Fecha: 27 de septiembre de 2020

Estimados y estimadas:

Estos días hemos empezado un nuevo curso. A pesar de las incertidumbres de la hora presente, con los serios interrogantes provocados por la pandemia que aún colea con fuerza, hemos hablado, sea como fuere, de una seria formación cristiana. Ante este hecho, hoy quiero recordar que los cristianos, hagamos lo que hagamos, estamos todos en la escuela de los discípulos de Cristo.

Los Evangelios, con muy pocas excepciones, nos presentan un Jesús siempre acompañado de hombres y mujeres que lo siguen, escuchan su enseñanza, contemplan las obras que hace y disfrutan de los secretos de intimidad que el Maestro les reserva. Son sus discípulos. Es precisamente de entre este numeroso grupo, que Jesús escogeráquienes serán los doce apóstoles. Son hombres y mujeres humildes, que no pertenecen a ninguna élite, ni tienen una formación académica superior, ni son héroes de fortaleza o de virtudes, sino que, con sus luces y sombras, se han dejado conmover por Jesús. No se explica completamente qué es lo que los atrae, pero sabemos que es lo bastante potente para dejar trabajo y familia —los dos pilares imprescindibles en la época— y apostarlo todo a una sola carta.
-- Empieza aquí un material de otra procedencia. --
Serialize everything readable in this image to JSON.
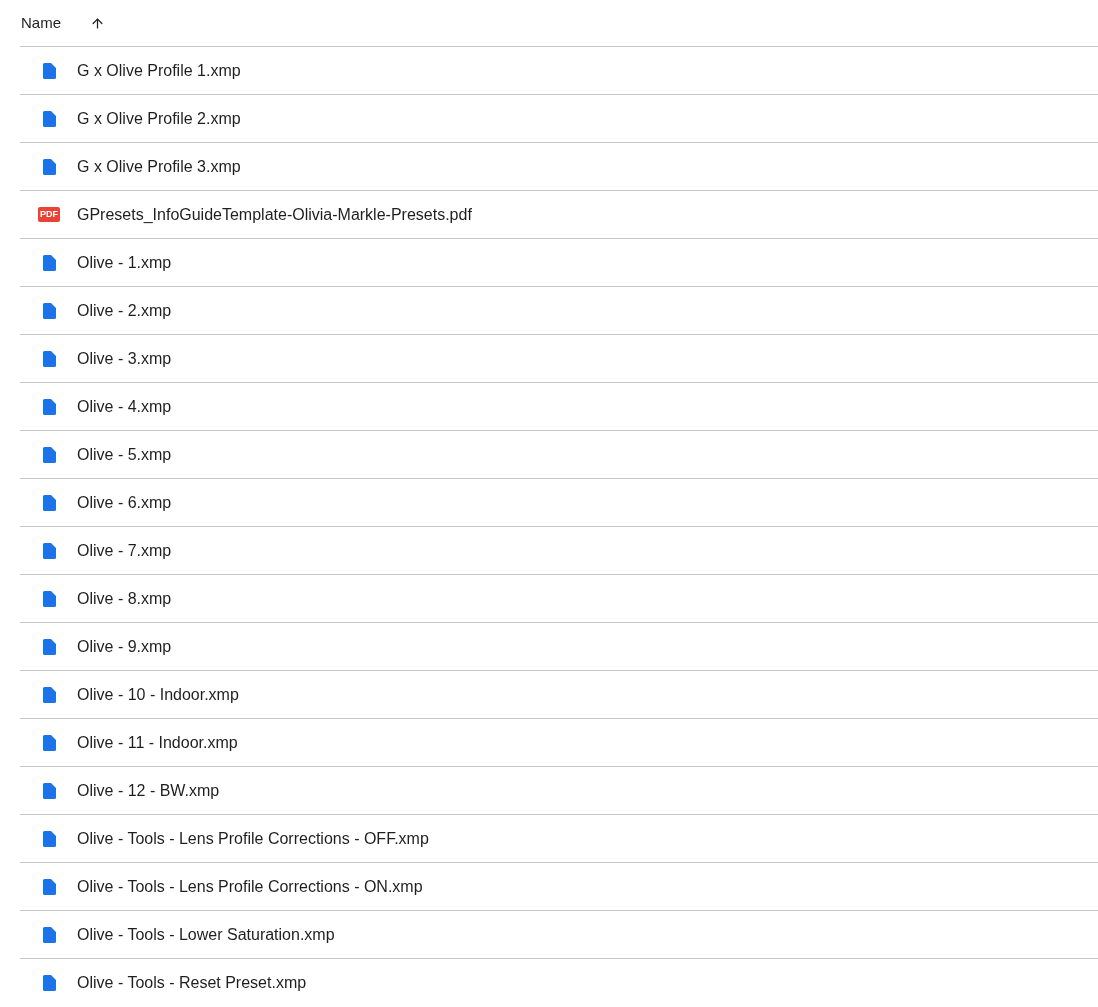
{
  "header": {
    "label": "Name",
    "ascending": true
  },
  "files": [
    {
      "name": "G x Olive Profile 1.xmp",
      "kind": "doc"
    },
    {
      "name": "G x Olive Profile 2.xmp",
      "kind": "doc"
    },
    {
      "name": "G x Olive Profile 3.xmp",
      "kind": "doc"
    },
    {
      "name": "GPresets_InfoGuideTemplate-Olivia-Markle-Presets.pdf",
      "kind": "pdf",
      "icon_label": "PDF"
    },
    {
      "name": "Olive - 1.xmp",
      "kind": "doc"
    },
    {
      "name": "Olive - 2.xmp",
      "kind": "doc"
    },
    {
      "name": "Olive - 3.xmp",
      "kind": "doc"
    },
    {
      "name": "Olive - 4.xmp",
      "kind": "doc"
    },
    {
      "name": "Olive - 5.xmp",
      "kind": "doc"
    },
    {
      "name": "Olive - 6.xmp",
      "kind": "doc"
    },
    {
      "name": "Olive - 7.xmp",
      "kind": "doc"
    },
    {
      "name": "Olive - 8.xmp",
      "kind": "doc"
    },
    {
      "name": "Olive - 9.xmp",
      "kind": "doc"
    },
    {
      "name": "Olive - 10 - Indoor.xmp",
      "kind": "doc"
    },
    {
      "name": "Olive - 11 - Indoor.xmp",
      "kind": "doc"
    },
    {
      "name": "Olive - 12 - BW.xmp",
      "kind": "doc"
    },
    {
      "name": "Olive - Tools - Lens Profile Corrections - OFF.xmp",
      "kind": "doc"
    },
    {
      "name": "Olive - Tools - Lens Profile Corrections - ON.xmp",
      "kind": "doc"
    },
    {
      "name": "Olive - Tools - Lower Saturation.xmp",
      "kind": "doc"
    },
    {
      "name": "Olive - Tools - Reset Preset.xmp",
      "kind": "doc"
    }
  ]
}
El Maestro conoce perfectamente sus límites y sus debilidades. Basta recordar la paciencia con que una y otra vez les explica su camino de humildad y de servicio, tal vez el mensaje que más les cuesta asumir. Y, a pesar de ello, mantiene con ellos una delicada intimidad de trato y les asegura que se les ha concedido conocer su secreto. Está claro, pues, que su aprendizaje no se puede evaluar con medidas humanas. Así nos lo muestra Pedro cuando, movido por una revelación, confiesa la filiación divina de Jesús, sin que la carne y la sangre hayan entendido adecuadamente el profundo significado y las graves consecuencias de este título. La plena comprensión no les llegará hasta Pentecostés, gozosa llegada del Espíritu que les explica quién es el Maestro y, sobre todo, los empuja a vivir identificados con él y con su radical entrega de vida.
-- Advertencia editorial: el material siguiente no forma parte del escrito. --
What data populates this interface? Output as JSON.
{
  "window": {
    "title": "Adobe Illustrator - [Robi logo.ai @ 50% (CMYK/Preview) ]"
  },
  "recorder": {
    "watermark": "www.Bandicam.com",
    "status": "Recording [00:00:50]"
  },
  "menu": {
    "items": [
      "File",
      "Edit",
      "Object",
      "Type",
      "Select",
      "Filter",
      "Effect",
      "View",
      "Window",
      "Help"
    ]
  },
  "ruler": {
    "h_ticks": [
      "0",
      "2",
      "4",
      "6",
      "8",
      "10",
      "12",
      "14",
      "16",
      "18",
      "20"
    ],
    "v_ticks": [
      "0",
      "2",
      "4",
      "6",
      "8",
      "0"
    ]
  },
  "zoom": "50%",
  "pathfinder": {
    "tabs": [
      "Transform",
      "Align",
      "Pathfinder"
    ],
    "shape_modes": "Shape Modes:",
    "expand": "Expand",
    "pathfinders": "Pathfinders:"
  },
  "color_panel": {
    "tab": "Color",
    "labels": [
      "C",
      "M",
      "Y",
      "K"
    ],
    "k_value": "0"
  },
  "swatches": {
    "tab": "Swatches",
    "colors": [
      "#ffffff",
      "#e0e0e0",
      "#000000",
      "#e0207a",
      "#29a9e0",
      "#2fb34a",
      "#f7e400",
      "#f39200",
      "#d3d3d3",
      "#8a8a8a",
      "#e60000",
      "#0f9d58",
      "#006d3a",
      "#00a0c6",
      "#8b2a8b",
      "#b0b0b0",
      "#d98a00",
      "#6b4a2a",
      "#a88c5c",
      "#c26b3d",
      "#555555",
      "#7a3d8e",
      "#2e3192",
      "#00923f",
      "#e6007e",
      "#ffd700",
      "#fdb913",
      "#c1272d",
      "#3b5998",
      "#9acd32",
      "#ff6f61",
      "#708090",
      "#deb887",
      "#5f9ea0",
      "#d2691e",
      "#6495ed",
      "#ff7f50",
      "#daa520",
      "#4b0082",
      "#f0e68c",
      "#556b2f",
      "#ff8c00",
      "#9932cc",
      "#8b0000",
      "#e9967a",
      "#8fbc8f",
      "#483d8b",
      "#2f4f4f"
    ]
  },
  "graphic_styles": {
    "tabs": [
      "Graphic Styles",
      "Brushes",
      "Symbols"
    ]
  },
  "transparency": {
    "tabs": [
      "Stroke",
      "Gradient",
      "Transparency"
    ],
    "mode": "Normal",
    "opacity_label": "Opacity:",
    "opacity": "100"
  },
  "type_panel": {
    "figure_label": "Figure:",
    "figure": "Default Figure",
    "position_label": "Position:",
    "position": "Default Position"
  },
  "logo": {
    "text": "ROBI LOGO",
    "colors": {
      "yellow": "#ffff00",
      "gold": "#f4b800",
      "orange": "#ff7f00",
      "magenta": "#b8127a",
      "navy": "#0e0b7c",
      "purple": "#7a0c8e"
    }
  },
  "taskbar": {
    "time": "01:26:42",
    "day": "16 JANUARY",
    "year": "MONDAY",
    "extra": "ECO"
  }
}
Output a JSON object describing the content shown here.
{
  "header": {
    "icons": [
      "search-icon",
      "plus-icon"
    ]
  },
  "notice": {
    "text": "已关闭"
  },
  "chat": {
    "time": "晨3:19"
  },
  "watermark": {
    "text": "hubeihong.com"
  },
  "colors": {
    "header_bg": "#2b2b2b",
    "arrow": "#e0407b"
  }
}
Estos discípulos —Pedro, Santiago, Juan, María Magdalena…— pueden parecernos personajes del pasado, y lo son. Pero en los relatos evangélicos, todo lo que se dirige a ellos se dirige a nosotros, seguidores como ellos del único Maestro. Por eso, si nos identificamos con ellos, podremos seguir su misma escuela de vida. Cada alabanza y cada secreto forman parte de lo que los bautizados tenemos que vivir. Cada reproche y cada enseñanza es lo que aún nos falta por aprender. Como a ellos, no se nos piden méritos personales, sino que abramos nuestro corazón y dejemos que arda cuando el Resucitado nos habla al oído, cuando todo nos cae de las manos o cuando, a pesar de los obstáculos, decidimos, una vez más, vivir plenamente el Evangelio. Sabemos que llevamos el tesoro en vasijas de barro, pero también con el entusiasmo que se experimenta al encontrar la perla preciosa.
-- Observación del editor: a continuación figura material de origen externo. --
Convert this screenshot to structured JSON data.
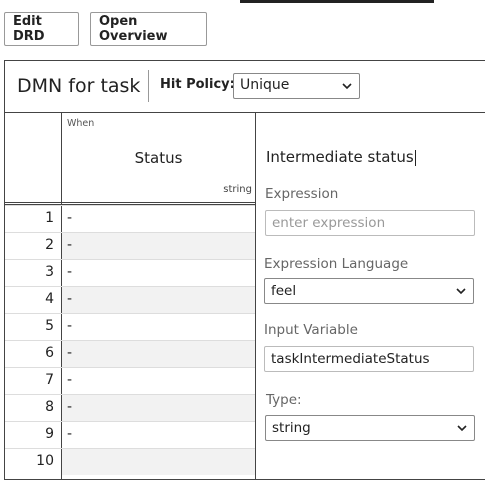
{
  "toolbar": {
    "edit_drd": "Edit DRD",
    "open_overview": "Open Overview"
  },
  "header": {
    "title": "DMN for task",
    "hit_policy_label": "Hit Policy:",
    "hit_policy_value": "Unique"
  },
  "input_column": {
    "clause": "When",
    "label": "Status",
    "type": "string"
  },
  "rows": [
    {
      "num": "1",
      "value": "-"
    },
    {
      "num": "2",
      "value": "-"
    },
    {
      "num": "3",
      "value": "-"
    },
    {
      "num": "4",
      "value": "-"
    },
    {
      "num": "5",
      "value": "-"
    },
    {
      "num": "6",
      "value": "-"
    },
    {
      "num": "7",
      "value": "-"
    },
    {
      "num": "8",
      "value": "-"
    },
    {
      "num": "9",
      "value": "-"
    },
    {
      "num": "10",
      "value": ""
    }
  ],
  "panel": {
    "title": "Intermediate status",
    "expression_label": "Expression",
    "expression_placeholder": "enter expression",
    "language_label": "Expression Language",
    "language_value": "feel",
    "input_variable_label": "Input Variable",
    "input_variable_value": "taskIntermediateStatus",
    "type_label": "Type:",
    "type_value": "string"
  }
}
La escuela de Jesús es muy original: por muchos años que pasen, nunca salimos graduados, nunca llegamos a maestros, nunca somos bastante expertos. Siempre seremos discípulos. Con humildad y sencillez de corazón sabemos que tenemos toda la vida para aprender la riqueza insondable de Cristo. Aquí no cabe el aburrimiento o la tibieza.